Appellant’s first point on appeal is that trial counsel was ineffective because he was

simultaneously representing appellant and appellant’s wife at the time of appellant’s trial and

that the dual-representation created an actual conflict that adversely affected counsel’s

performance. He further alleges that the trial court erred in failing to grant him relief because

conflict-free counsel could have had appellant’s former wife explain or deny the damaging

statements said to have been made by her to Ms. Luebke and Ms. Thessing that were admitted

at trial. In appeals of postconviction proceedings, this court will not reverse a trial court’s

decision granting or denying postconviction relief unless it is clearly erroneous. Johnson v.

State, 356 Ark. 534, 157 S.W.3d 151 (2004); Howard v. State, 367 Ark. 18, 238 S.W.3d 24

(2006). A finding is clearly erroneous when, although there is evidence to support it, the

appellate court, after reviewing the entire evidence, is left with the definite and firm

conviction that a mistake has been committed. Howard, supra.

To prevail on a claim of ineffectiveness based on counsel’s conflict of interest, appellant

must demonstrate the existence of an actual conflict of interest that affected counsel’s

performance, as opposed to a mere theoretical division of loyalties. Echols v. State, 354 Ark.

530, 127 S.W.3d 486 (2003) (citing Mickens v. Taylor, 535 U.S. 162 (2002)). Appellant has

the burden of proving a conflict of interest and showing its adverse effects. Johnson v. State,

321 Ark. 117, 900 S.W.2d 940 (1995). However, “a defendant who shows that a conflict of

interest actually affected the adequacy of his representation need not demonstrate prejudice in order

to obtain relief.” Id. at 493, 127 S.W.3d at 493 (quoting Mickens, supra (quoting Cuyler v.

3 Cite as 2014 Ark. 39

Sullivan, 446 U.S. 335 (1980))).

It is undisputed that Mr. Horner simultaneously represented appellant and Mrs. Walters

at the time of appellant’s trial. In a hearing prior to trial, Mr. Horner represented to the court

that his client, Mrs. Walters, would be invoking her Fifth Amendment right to remain silent

upon advice of counsel and sought to prohibit any out-of-court statements made by Mrs.

Walters. After the State expressed to the court that it had a right to place her on the stand

first, to ask her nonincriminating questions, and to then see if she would invoke her Fifth

Amendment Right on the stand, Mr. Horner objected and stated the following:

Your Honor, I think that would be highly prejudicial to my client to put her up there and for her to say, you know, I’m invoking my Fifth Amendment rights. If she invokes her Fifth Amendment right, it goes to all testimony not just the testimony that is incriminating to her. Her testimony in total would be inadmissible. I also represent Mrs. Rackley and I can tell you that is what she is going to say.

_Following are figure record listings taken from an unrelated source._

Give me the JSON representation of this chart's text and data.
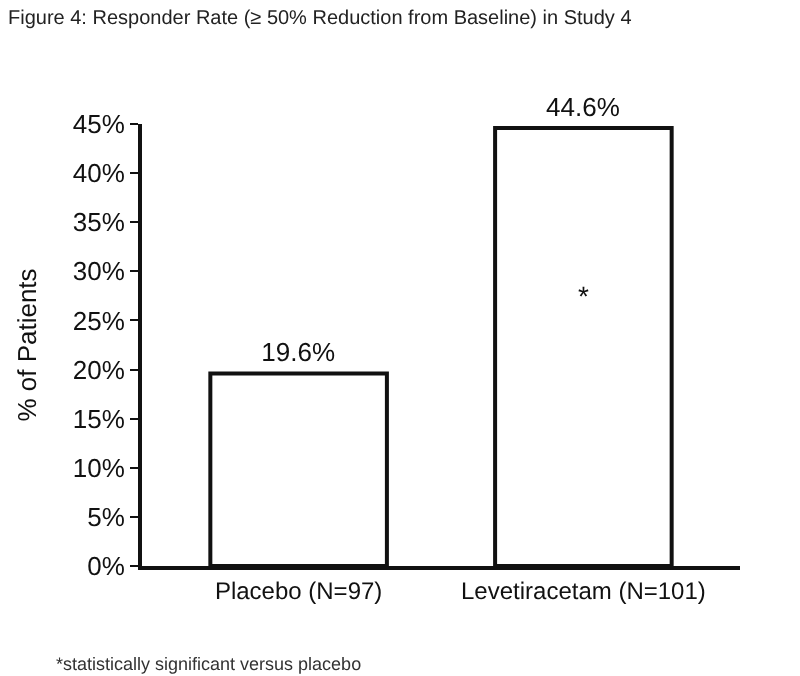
{
  "chart_data": {
    "type": "bar",
    "title": "Figure 4: Responder Rate (≥ 50% Reduction from Baseline) in Study 4",
    "ylabel": "% of Patients",
    "categories": [
      "Placebo (N=97)",
      "Levetiracetam (N=101)"
    ],
    "values": [
      19.6,
      44.6
    ],
    "value_labels": [
      "19.6%",
      "44.6%"
    ],
    "color": "#ffffff",
    "ylim": [
      0,
      45
    ],
    "yticks": [
      {
        "value": 0,
        "label": "0%"
      },
      {
        "value": 5,
        "label": "5%"
      },
      {
        "value": 10,
        "label": "10%"
      },
      {
        "value": 15,
        "label": "15%"
      },
      {
        "value": 20,
        "label": "20%"
      },
      {
        "value": 25,
        "label": "25%"
      },
      {
        "value": 30,
        "label": "30%"
      },
      {
        "value": 35,
        "label": "35%"
      },
      {
        "value": 40,
        "label": "40%"
      },
      {
        "value": 45,
        "label": "45%"
      }
    ],
    "annotations": [
      "*",
      "*statistically significant versus placebo"
    ],
    "legend": false
  }
}
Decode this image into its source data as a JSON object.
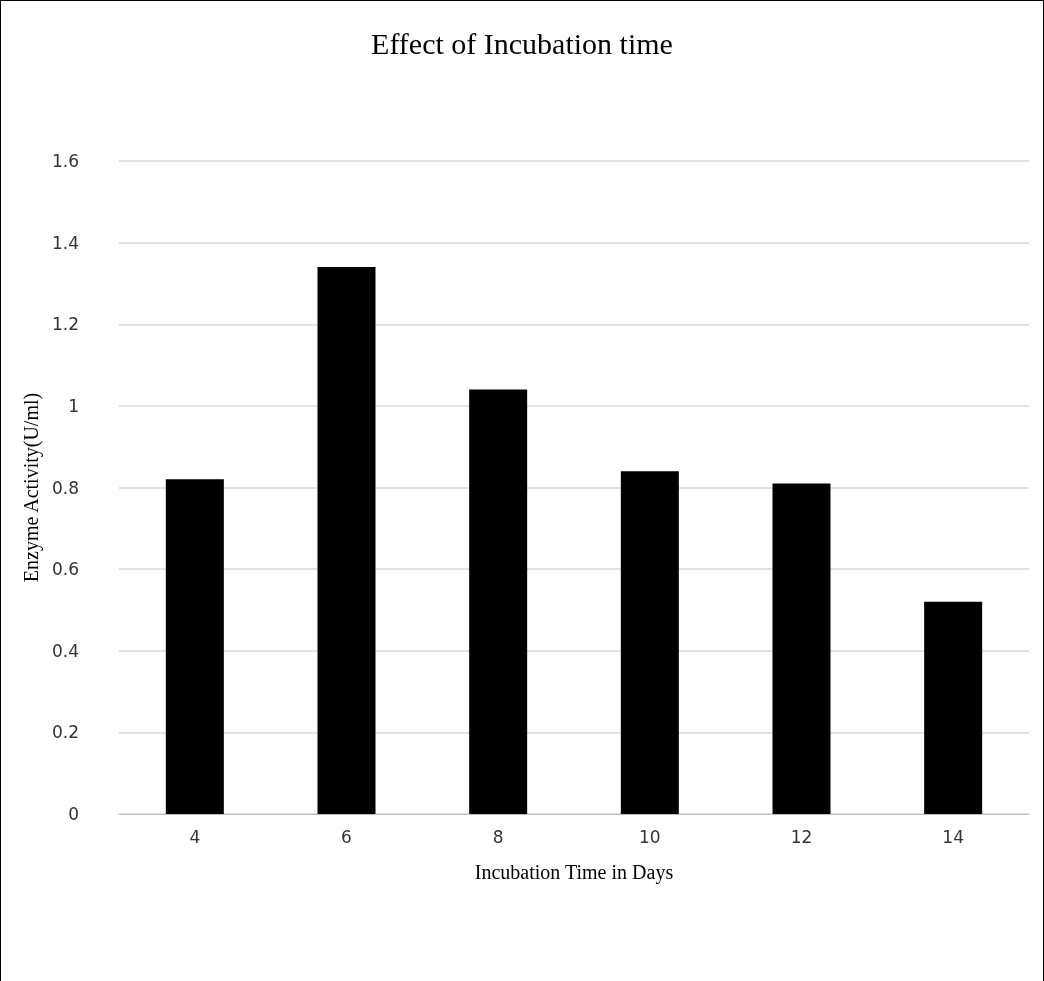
{
  "chart_data": {
    "type": "bar",
    "title": "Effect of Incubation time",
    "xlabel": "Incubation Time in Days",
    "ylabel": "Enzyme Activity(U/ml)",
    "categories": [
      "4",
      "6",
      "8",
      "10",
      "12",
      "14"
    ],
    "values": [
      0.82,
      1.34,
      1.04,
      0.84,
      0.81,
      0.52
    ],
    "color": "#000000",
    "ylim": [
      0,
      1.6
    ],
    "yticks": [
      0,
      0.2,
      0.4,
      0.6,
      0.8,
      1,
      1.2,
      1.4,
      1.6
    ],
    "grid": "y"
  }
}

After the hearing, the trial court ultimately allowed her to be called to the stand by the State

outside the presence of the jury to invoke her Fifth Amendment right and ruled that

testimony regarding statements that Mrs. Walters made to Ms. Luebke and Ms. Thessing were

admissible.

After reviewing the testimony by Ms. Luebke and Ms. Thessing at trial, there is no

doubt that their testimony was damaging to the appellant. At trial, Ms. Luebke testified that

T.W. and her daughter were friends. She testified that T.W. had stayed with her periodically

between December and February or March. Ms. Luebke reported the alleged sexual abuse

to the Faulkner County Sheriff’s Office after her daughter informed her that T.W. had told

her that she was being abused. After filing the report and while T.W. was in her home, Ms.